In der Typografie ist die Strichstärke bei einer Schriftart die Breite einer mit einem physischen oder gedachten Schreibgerät erzeugten sichtbaren Linie, aus welchen die Glyphen einer Schriftart bestehen.[1]

Als Strichstärkenkontrast oder kurz Strichkontrast bezeichnet man, wie sehr die Änderung der Strichstärke innerhalb der Glyphen einer Schrift ausgeprägt ist. So hat unter den Antiqua-Schriften etwa die Bodoni einen besonders hohen Strichkontrast. Bei Schriften mit konstanter (bzw. konstant erscheinender) Strichstärke gibt es entsprechend gar keinen Strichkontrast.

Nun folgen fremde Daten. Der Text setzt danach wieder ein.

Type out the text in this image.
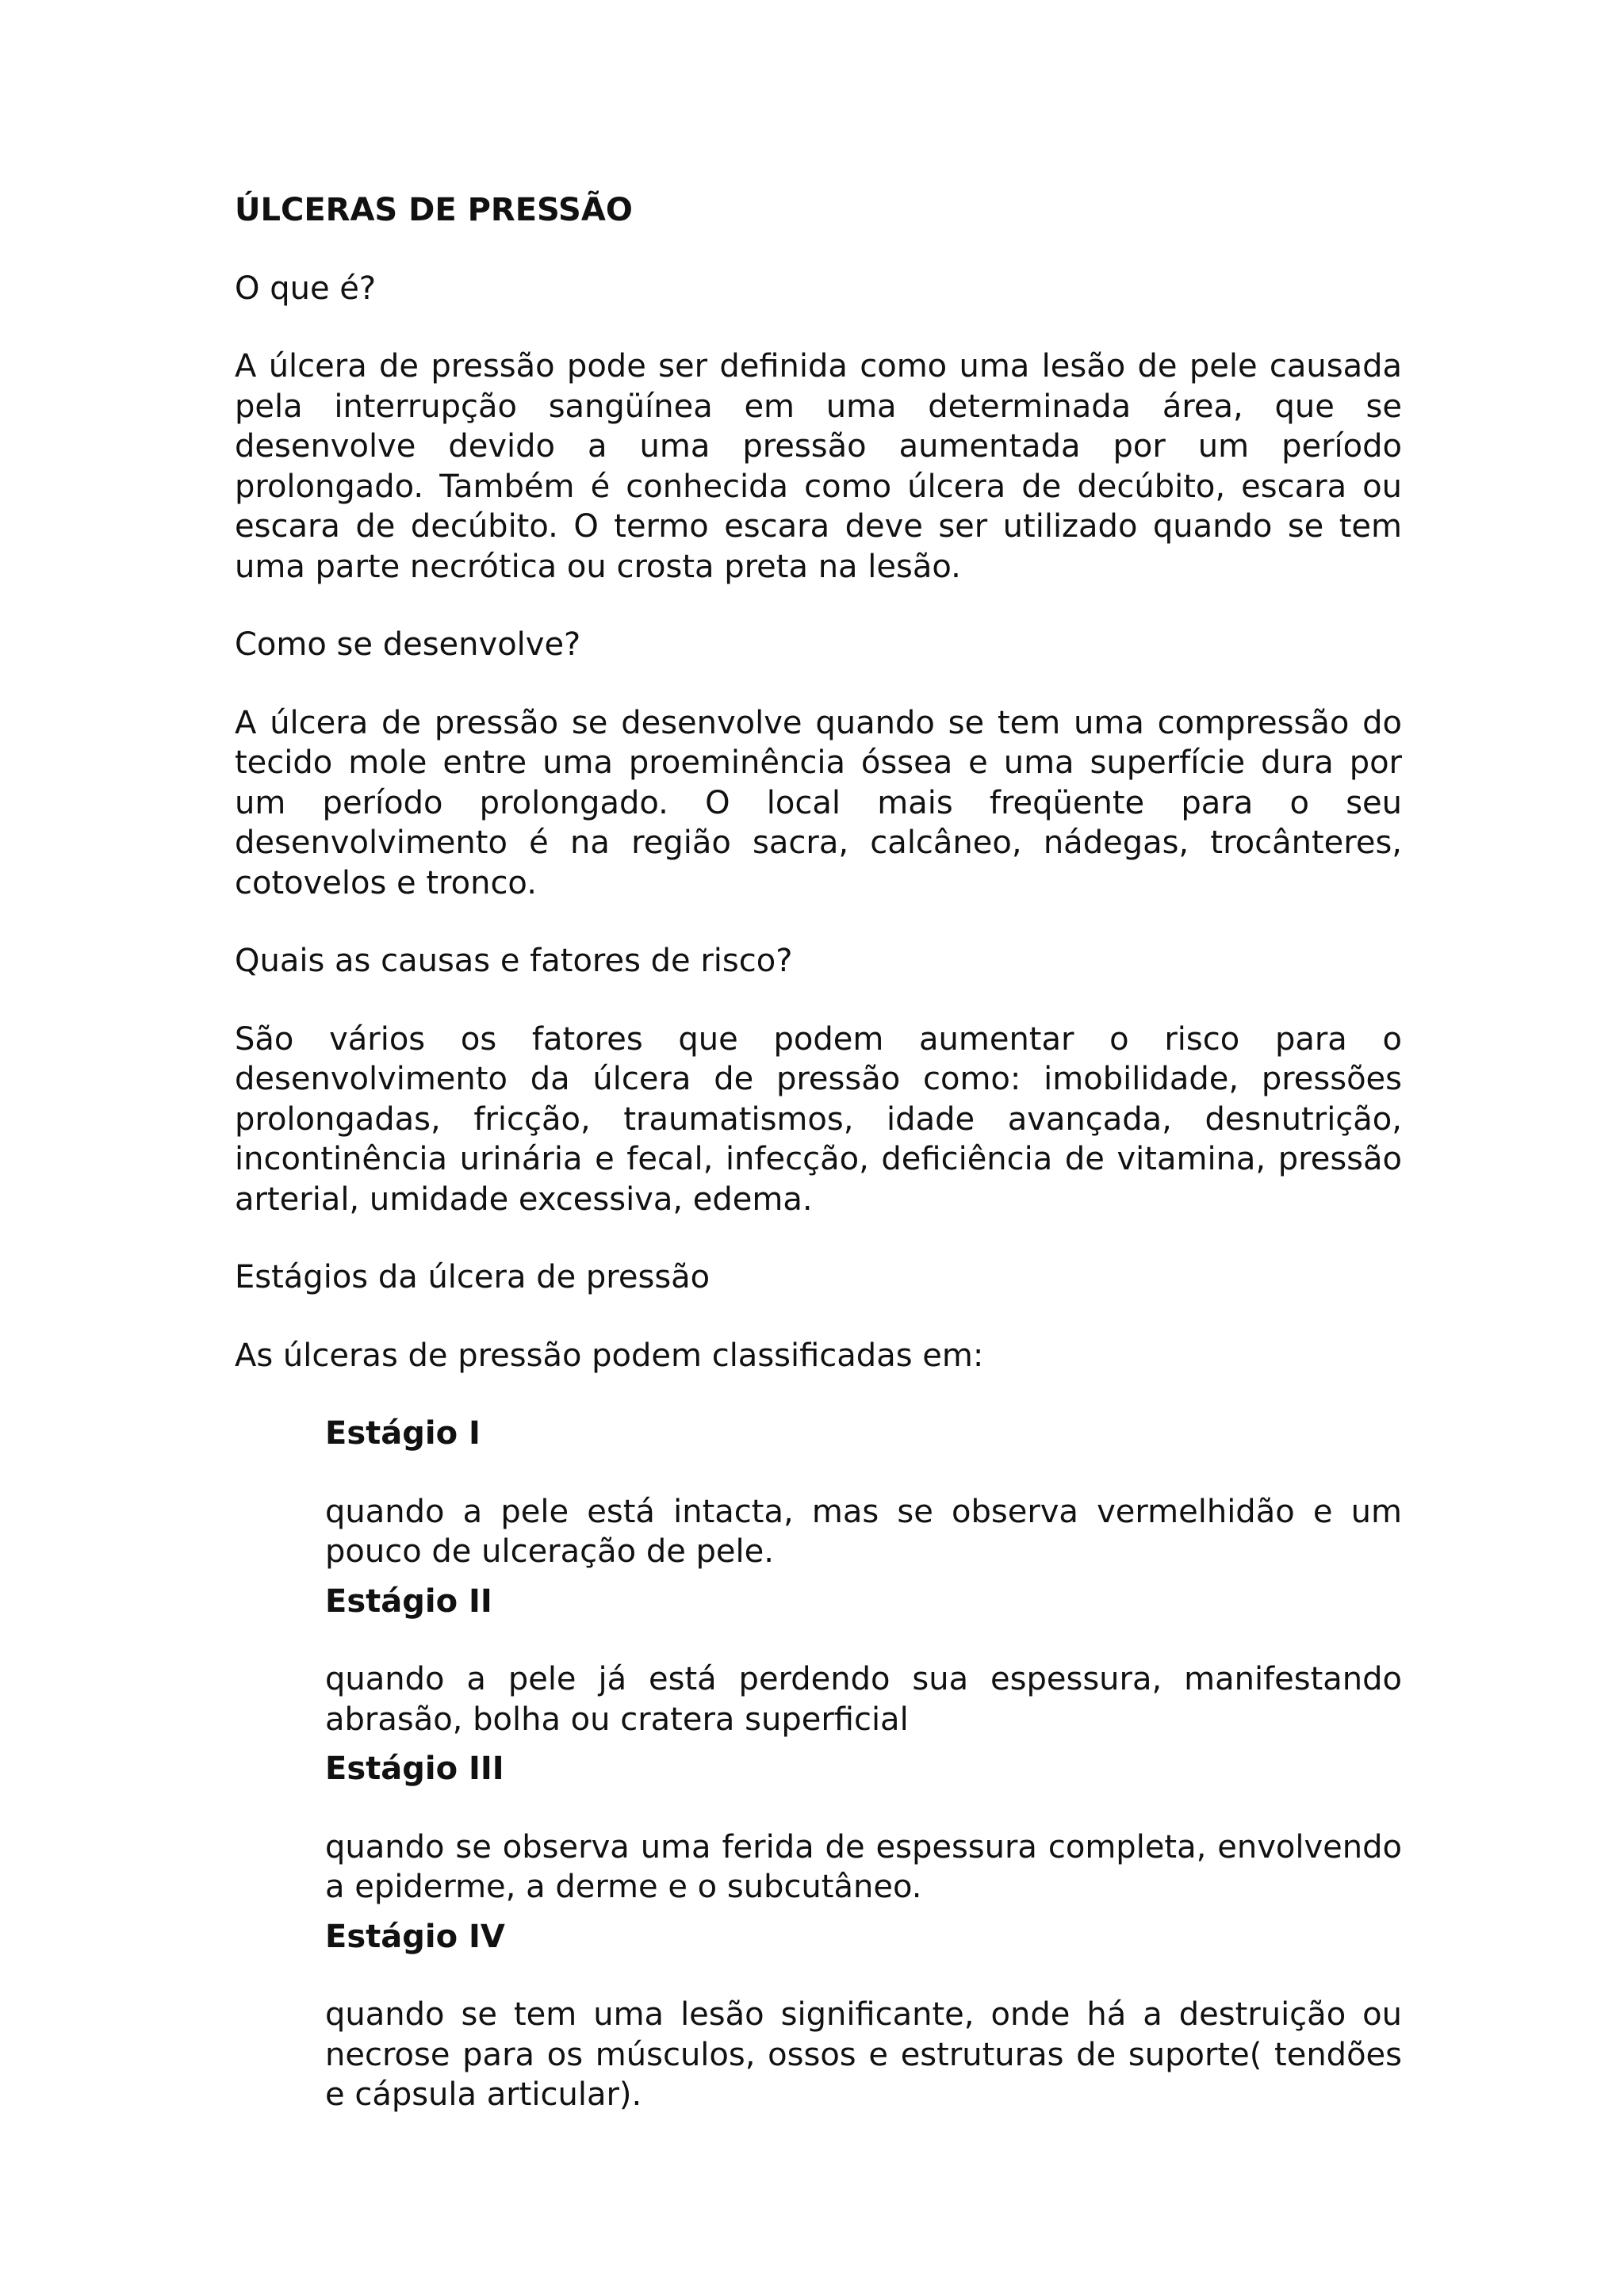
ÚLCERAS DE PRESSÃO

O que é?

A úlcera de pressão pode ser definida como uma lesão de pele causada pela interrupção sangüínea em uma determinada área, que se desenvolve devido a uma pressão aumentada por um período prolongado. Também é conhecida como úlcera de decúbito, escara ou escara de decúbito. O termo escara deve ser utilizado quando se tem uma parte necrótica ou crosta preta na lesão.

Como se desenvolve?

A úlcera de pressão se desenvolve quando se tem uma compressão do tecido mole entre uma proeminência óssea e uma superfície dura por um período prolongado. O local mais freqüente para o seu desenvolvimento é na região sacra, calcâneo, nádegas, trocânteres, cotovelos e tronco.

Quais as causas e fatores de risco?

São vários os fatores que podem aumentar o risco para o desenvolvimento da úlcera de pressão como: imobilidade, pressões prolongadas, fricção, traumatismos, idade avançada, desnutrição, incontinência urinária e fecal, infecção, deficiência de vitamina, pressão arterial, umidade excessiva, edema.

Estágios da úlcera de pressão

As úlceras de pressão podem classificadas em:

Estágio I

quando a pele está intacta, mas se observa vermelhidão e um pouco de ulceração de pele.

Estágio II

quando a pele já está perdendo sua espessura, manifestando abrasão, bolha ou cratera superficial

Estágio III

quando se observa uma ferida de espessura completa, envolvendo a epiderme, a derme e o subcutâneo.

Estágio IV

quando se tem uma lesão significante, onde há a destruição ou necrose para os músculos, ossos e estruturas de suporte( tendões e cápsula articular).
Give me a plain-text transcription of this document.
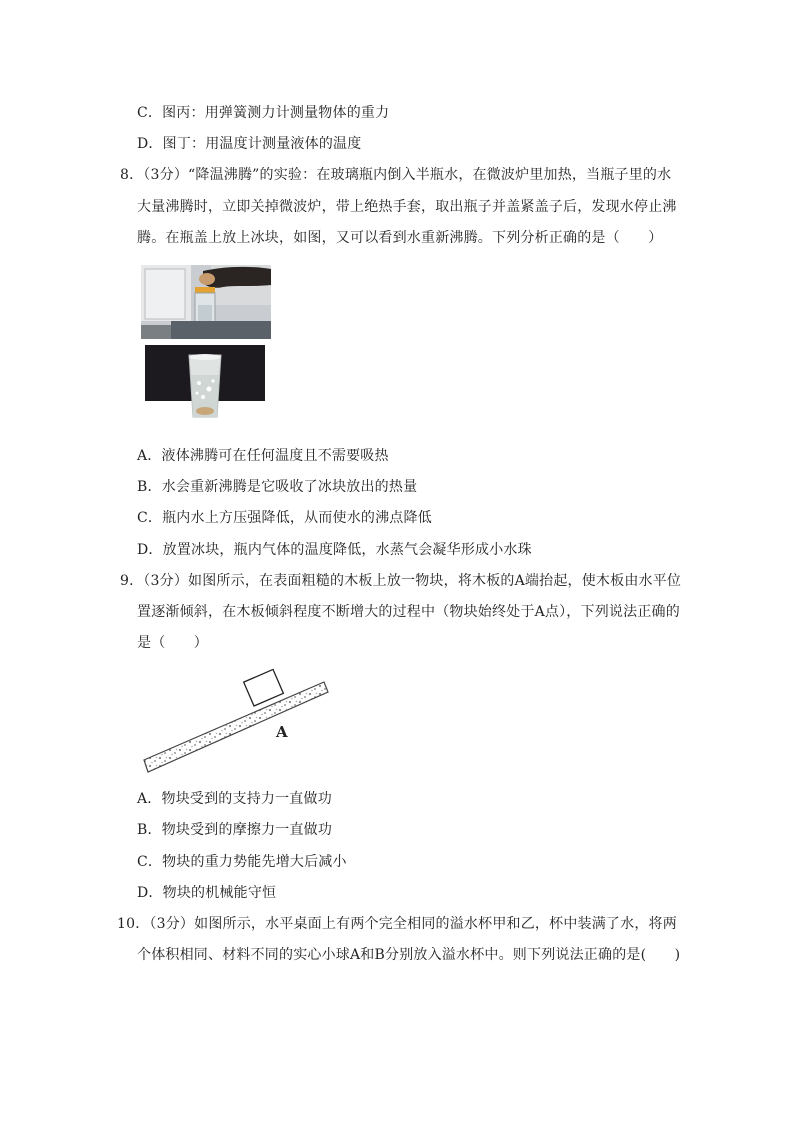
C．图丙：用弹簧测力计测量物体的重力
D．图丁：用温度计测量液体的温度
8．（3分）“降温沸腾”的实验：在玻璃瓶内倒入半瓶水，在微波炉里加热，当瓶子里的水
大量沸腾时，立即关掉微波炉，带上绝热手套，取出瓶子并盖紧盖子后，发现水停止沸
腾。在瓶盖上放上冰块，如图，又可以看到水重新沸腾。下列分析正确的是（　　）
A．液体沸腾可在任何温度且不需要吸热
B．水会重新沸腾是它吸收了冰块放出的热量
C．瓶内水上方压强降低，从而使水的沸点降低
D．放置冰块，瓶内气体的温度降低，水蒸气会凝华形成小水珠
9．（3分）如图所示，在表面粗糙的木板上放一物块，将木板的A端抬起，使木板由水平位
置逐渐倾斜，在木板倾斜程度不断增大的过程中（物块始终处于A点），下列说法正确的
是（　　）
A
A．物块受到的支持力一直做功
B．物块受到的摩擦力一直做功
C．物块的重力势能先增大后减小
D．物块的机械能守恒
10．（3分）如图所示，水平桌面上有两个完全相同的溢水杯甲和乙，杯中装满了水，将两
个体积相同、材料不同的实心小球A和B分别放入溢水杯中。则下列说法正确的是(　　)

Schriftarten mit variabler Strichstärke

Antiqua-Satzschrift (mit imitiertem Federstrich). a: Aufstrich (Haarstrich) und Grundstrich (Schattenstrich), b: Schattenachse
Fraktur (mit imitiertem Federstrich)

Beim Schreiben von Hand mit praktisch allen traditionellen Schreibgeräten entstehen auf natürliche Weise dünnere und dickere Linien. Bei einer Vogel- oder Bandzugfeder entsteht die Variation der Strichstärke durch die Schrägstellung der Schreibfeder gegenüber der Grundlinie. Hier ist in der Regel der Grundstrich, ein von oben nach unten gezogener senkrechter Schaft, eine breite Linie, ebenso ist auch die von links oben nach rechts unten gezogenen Diagonale breit. Hingegen ist der Aufstrich, eine von links unten nach rechts oben (oder umgekehrt) gezogene Diagonale, eine feinere Linie. Bei den Großbuchstaben „A“, „W“ und „V“ wird dies besonders deutlich.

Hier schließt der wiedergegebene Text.